A good currency pair will lose speed when approaching a clear line of resistance and support and then bounce back into range. If it has a strong momentum, this currency pair will pierce through the clear line and only leave dust behind them. We all like these pairs – the more predictable ones. Unfortunately, not all of them behave that way.
As central banks diverge in policy and currencies move, so does their behavior. Here is an updated and ranked list for for the most predictable currencies in Q2 2014, with details about each pair’s characteristics.
- AUD/USD: After a big downfall in 2013 and a confusing time, the Aussie is back in shape and this is set to continue. The pair provides strong moves in both directions, with clear trends that are easy to see with textbook higher highs and higher lows. While the current direction of the pair could change, the behavior could remain clear, with lower lows and lower highs. In addition, the pair trades in clear channels.

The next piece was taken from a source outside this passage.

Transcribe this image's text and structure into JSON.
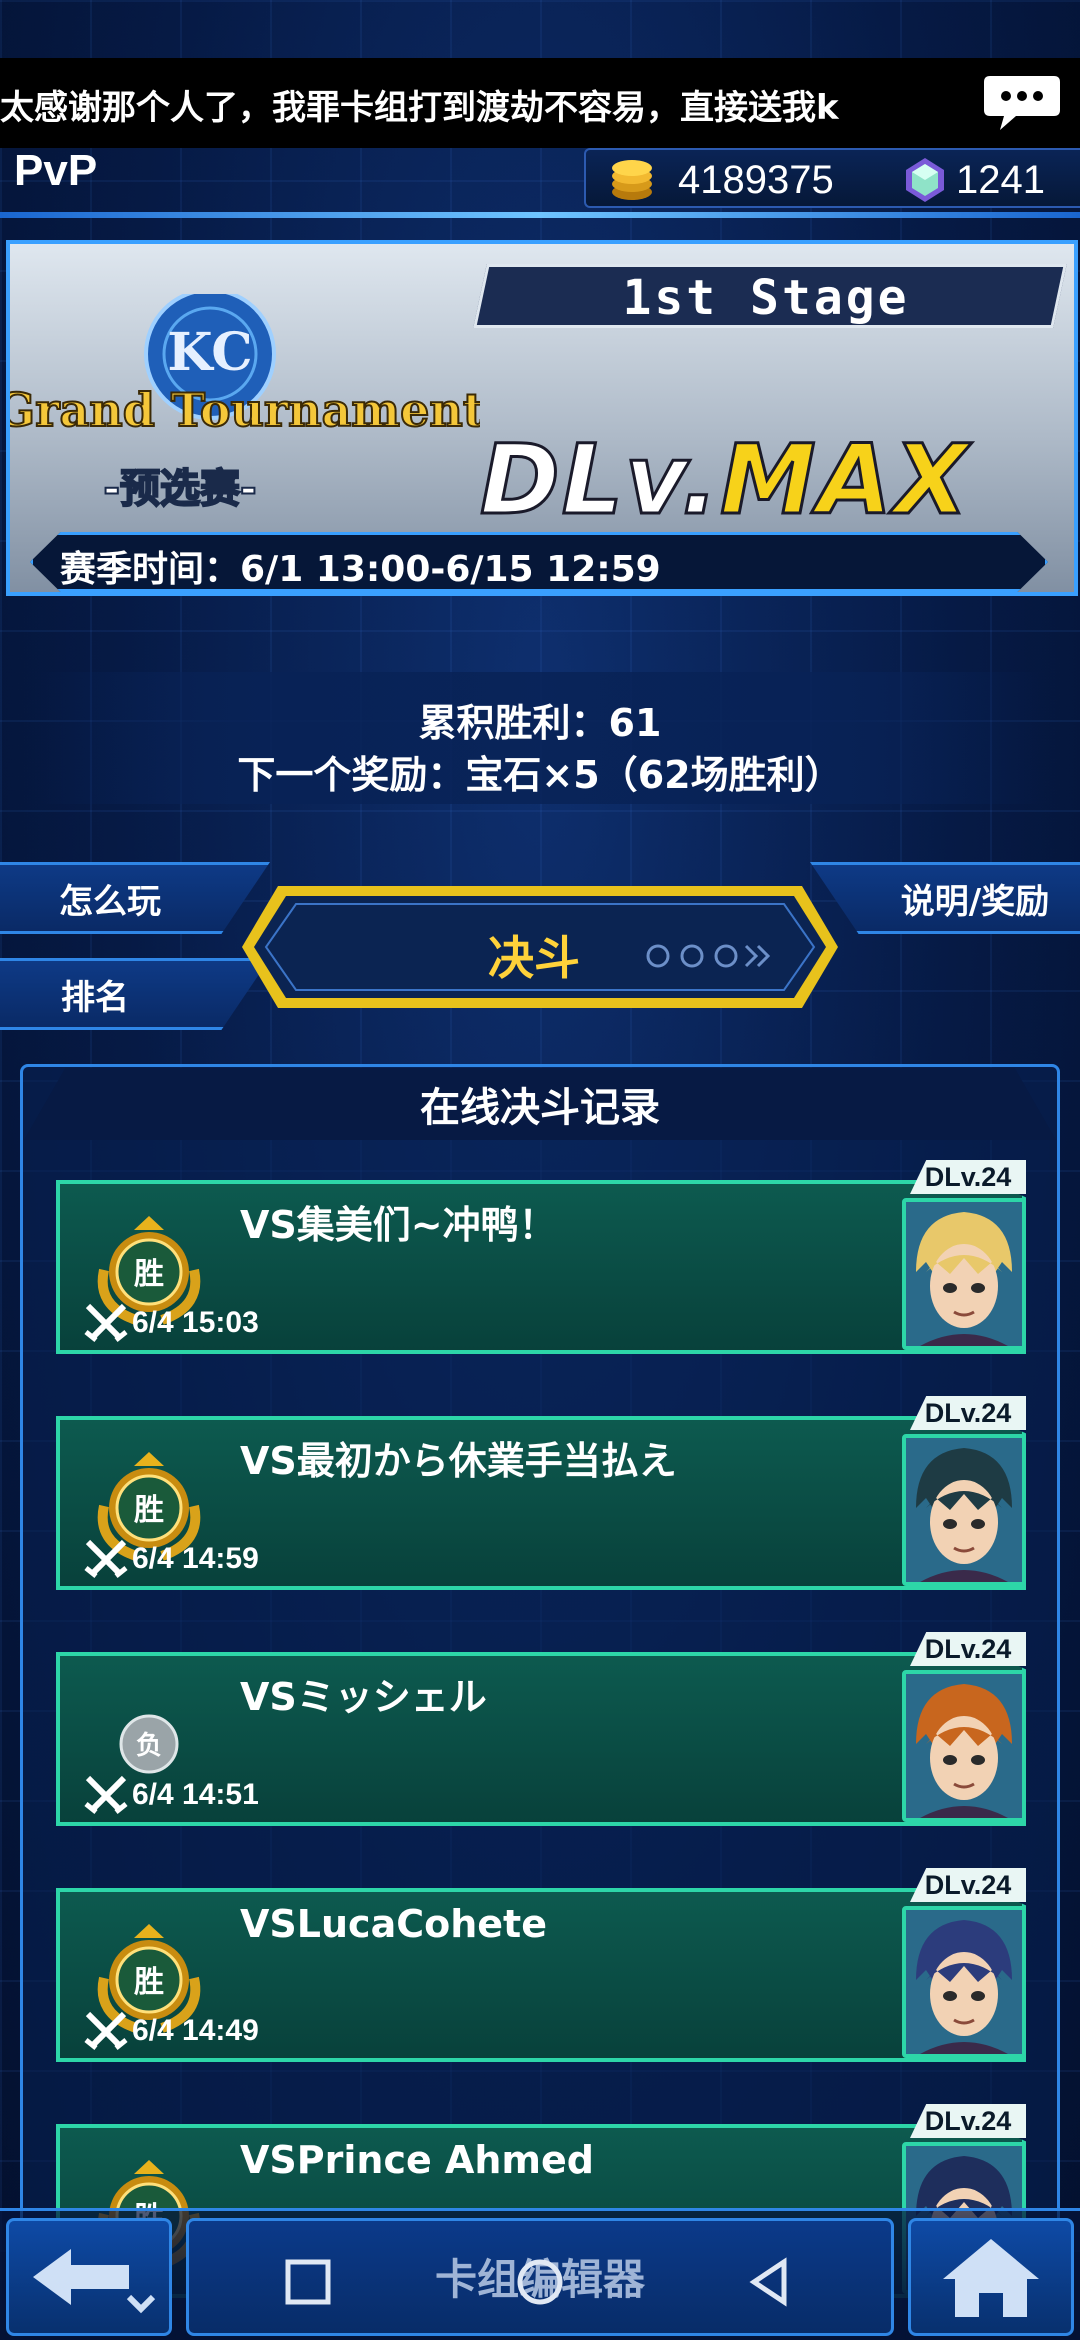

- EUR/USD: The world’s most popular currency pair is now in a good period: gradual rises are followed by sharper moves down, ranges are more respected and so are support and resistance lines. While trend lines are likely to remain problematic, euro/dollar does have a feature that pushes it up the list: the 1.40 line. This politically watched figure seems to be a line in the sand for the ECB, as we have seen several times and watching this line for a bounce or a break helps in assessing the trade for the pair.
- NZD/USD: The rise of the kiwi is not a one way street, but this street is full with signs. The pair tends to rise to a new high, mark the top and then trade in range. The falls follow a similar pattern, with a mark at the bottom, which then turns into a double bottom. The range of pips is limited, but quite clear.
- USD/JPY: Placing this major pair in the most predictable list is not the obvious thing, as dollar/yen had long periods of choppy, ugly behavior. However, the recent divergence in monetary policy between the loosening BOJ and the tightening Fed certainly provides more volatility and this comes with more predictability. When the pair is not trending, it trades in well defined trading ranges. While this isn’t everybody’s cup of tea, the clear behavior is certainly an opportunity for range traders.
- USD/CAD: Volatility has risen in Q1 and predictability hasn’t really improved – it has trended in a choppy, unpredictable manner. However, there is a good chance that with a growing monetary policy divergence, we could get better range trading in this pair.
One major pair that is out of the list is GBP/USD: after a period of trending upwards, cable entered a nice consolidation phase, but lost its direction since then. As economic indicators point in different directions, this choppy period will probably last throughout the second quarter.
In addition, no cross made it to the list this time: major and minors were just better than EUR/GBP, EUR/JPY, GBP/JPY and others.